Under POPIA, the lawful bases on which we rely for processing your personal information include:

• Your consent — given specifically and freely, typically at the point of data collection.
• Performance of a contract — where processing is necessary to deliver the assessment services requested by you or our client.
• Legitimate interests — where processing is necessary for our legitimate interests (or those of our client), balanced against your rights and freedoms.
• Legal obligation — where processing is required by law.
• Where applicable, the specific authorisations for processing special personal information under Section 27 of POPIA.

4. How We Store & Protect Your Information

Your personal information is stored securely. We take appropriate, reasonable technical and organisational security measures to protect it against loss, damage and unauthorised or unlawful access — in line with Section 19 of POPIA. These measures include, among others, access controls, encryption in transit, segregated environments, activity logging and ongoing staff training on responsible data handling.

We retain personal information only for as long as is necessary for the purpose it was collected, or as required by law. As a general rule, personal information associated with assessment data is anonymised after a period of 18 months, at our discretion, unless a longer retention period is agreed with our client or required by law.

Cross-border transfers. Some of our assessment platforms and service providers are hosted outside South Africa.

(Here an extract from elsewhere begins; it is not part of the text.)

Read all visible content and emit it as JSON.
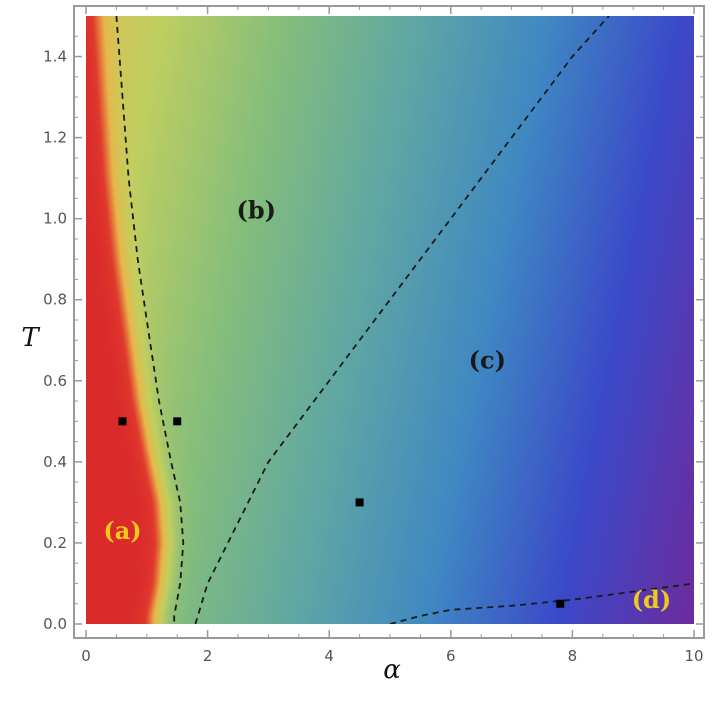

Where personal information is transferred outside the Republic, we do so only on a basis permitted under Section 72 of POPIA — typically where the recipient is subject to a law, binding corporate rules or a binding agreement that provides an adequate level of protection substantially similar to POPIA.

5. Your Rights Under POPIA

As a data subject under POPIA you have the following rights:

• Right of access — you may request confirmation of whether we hold personal information about you and a copy of that information.
• Right to correction or deletion — you may request that we correct inaccurate or incomplete information, or delete information that is no longer required for the purpose it was collected.
• Right to object — you may object, on reasonable grounds, to the processing of your personal information.
• Right to withdraw consent — where we process your personal information on the basis of consent, you may withdraw that consent at any time. This will not affect the lawfulness of processing carried out before the withdrawal.
• Right to data portability — where technically feasible and where required, you may request that certain personal information be transferred to another party.
• Right to lodge a complaint — you may complain to the Information Regulator of South Africa if you believe your information has been processed unlawfully.

You are not required to pay any charge for exercising your rights. We will respond to a request within the time periods required by POPIA, typically as soon as reasonably possible.

6. How to Contact Us

If you have any questions about this Privacy Policy, or if you would like to exercise any of your rights under POPIA, please contact us:

7. How to Lodge a Complaint

If you have any concerns about how we have handled your personal information, please contact us first so we can try to resolve the matter.

If you remain unhappy, you have the right to lodge a complaint with the Information Regulator of South Africa:

8. Changes to This Policy

We may update this Privacy Policy from time to time to reflect changes in our services, in applicable law or in our data-handling practices. The effective date at the top of this page indicates when the current version took effect.